His face lights up. “Works like a charm every time!”

“There’s still the small issue of how I’m going to get past the rest of the press corps,” I remind him.

“They probably won’t even notice you,” he says. “I sit in the front, and they generally don’t pay any attention to what I’m doing up there. But just in case…” He reaches into his back pocket and produces an olive green ski cap. “We’ll give you a disguise.”

“Some disguise,” I mutter. “I doubt that will throw all of those cunning reporters off the trail.”

“You’d be surprised,” he says, stepping closer to me and pulling the hat over my head. I breathe in sharply, feeling a charge between our bodies, which are so close that they’re practically touching. Of all the times for the bus to hit a pothole, I think, this would be perfect…

“They won’t even recognize you,” Chris tells me, stepping back to study his handiwork. “Now come on.”

He takes my hand and leads me toward the back of the bus. I can’t help but notice the callouses on his fingers, and I wonder if he’s a guitar player. As if my unrequited attraction to him weren’t enough already. Guitar players are my weakness.

When we reach the curtained entrance that separates the press area from the rest of the bus, Chris stops suddenly and pulls me next to him. Once again, my pulse quickens when I find myself so close to him.
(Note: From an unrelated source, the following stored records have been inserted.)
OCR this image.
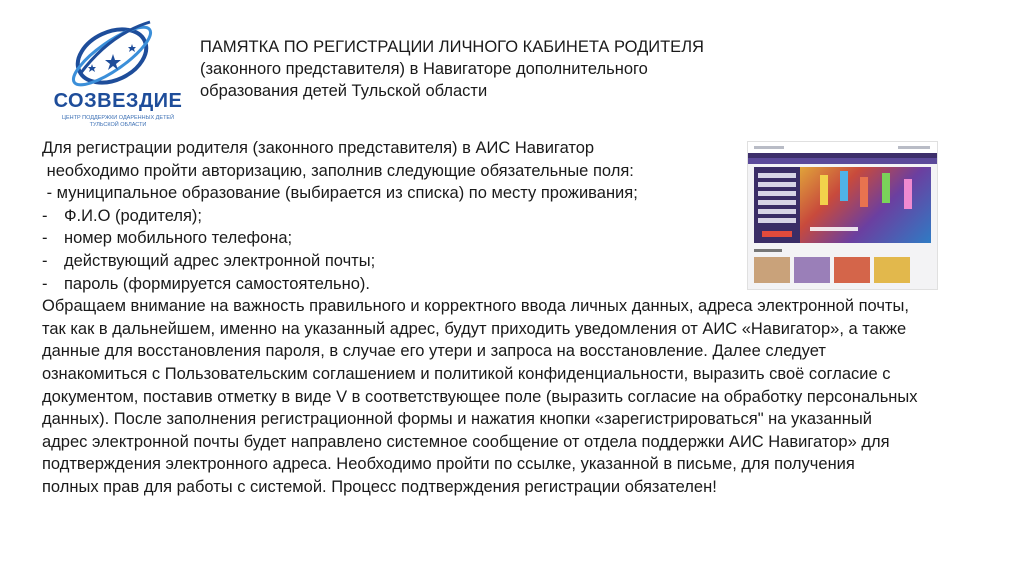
СОЗВЕЗДИЕ
ЦЕНТР ПОДДЕРЖКИ ОДАРЕННЫХ ДЕТЕЙ ТУЛЬСКОЙ ОБЛАСТИ
ПАМЯТКА ПО РЕГИСТРАЦИИ ЛИЧНОГО КАБИНЕТА РОДИТЕЛЯ
(законного представителя) в Навигаторе дополнительного
образования детей Тульской области
Для регистрации родителя (законного представителя) в АИС Навигатор
необходимо пройти авторизацию, заполнив следующие обязательные поля:
- муниципальное образование (выбирается из списка) по месту проживания;
- Ф.И.О (родителя);
- номер мобильного телефона;
- действующий адрес электронной почты;
- пароль (формируется самостоятельно).
Обращаем внимание на важность правильного и корректного ввода личных данных, адреса электронной почты,
так как в дальнейшем, именно на указанный адрес, будут приходить уведомления от АИС «Навигатор», а также
данные для восстановления пароля, в случае его утери и запроса на восстановление. Далее следует
ознакомиться с Пользовательским соглашением и политикой конфиденциальности, выразить своё согласие с
документом, поставив отметку в виде V в соответствующее поле (выразить согласие на обработку персональных
данных). После заполнения регистрационной формы и нажатия кнопки «зарегистрироваться" на указанный
адрес электронной почты будет направлено системное сообщение от отдела поддержки АИС Навигатор» для
подтверждения электронного адреса. Необходимо пройти по ссылке, указанной в письме, для получения
полных прав для работы с системой. Процесс подтверждения регистрации обязателен!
“I’m going to go in first and make sure the coast is clear,” he whispers. “Wait until I give you the signal.”

I nod and press my body up against the wall as Chris opens the curtain. He takes a moment to survey the seats, then motions for me to follow him. Thankfully, none of the reporters look up as we plop down into two seats in the second row, scrunching down to hide ourselves from any prying eyes that might suddenly become curious. Our heads are bent toward each other, nearly touching.

“I’m a man of my word,” Chris whispers, reaching into a bag on the seat next to him. “Travel Scrabble!”

“Yay!” I whisper back, my face lighting up.

We play two blisfully uninterrupted rounds (I easily kick his ass in both), and I’m having so much fun that I don’t even realize how much time has gone by. We’re just about to start the third (although I tell Chris jokingly that he should just admit defeat at this point) when I think to glance at my watch. I’m alarmed to see that nearly 45 minutes have passed.

“I’ve got to get back,” I whisper urgently.

“Okay,” Chris agrees, “but just let me make sure you’re covered.”

Playfully, he turns around in his seat and peeks his head over the top, then gives me the thumbs-up signal. I’m just about to get up and make my exit when I remember that I’m still wearing his ski cap.

“Wait!” I say. “What about your hat?”

“Keep it,” he tells me. “You might need to use the disguise again.”

“I think I will,” I tell him with a smile before I jump up and slip through the curtain.

On the way back to the front of the bus, I pull the ski cap off my head and tousle my hair to remove any suspicious traces of hathead. I fervently pray that both Suzette and my parents will be too distracted to notice my sudden reappearance, and, peeking through the curtain that sections off our side of the bus, I see my prayers have been answered. My mom is up near the front of the bus, reading a book with her back to me, and my dad and Suzette are still gathered around the table in the middle with the other advisers. As I slip back into my preferred seat—one near the back, next to a window—no one even looks up.

I pull Chris’s ski cap from behind my back and press it up against the window, leaning my head against it. It smells clean and crisp, like his cologne or deodorant or laundry detergent, or maybe a combination of all three. Deeply inhaling the smell, I smile languidly and close my eyes, plunging happily into another daydream.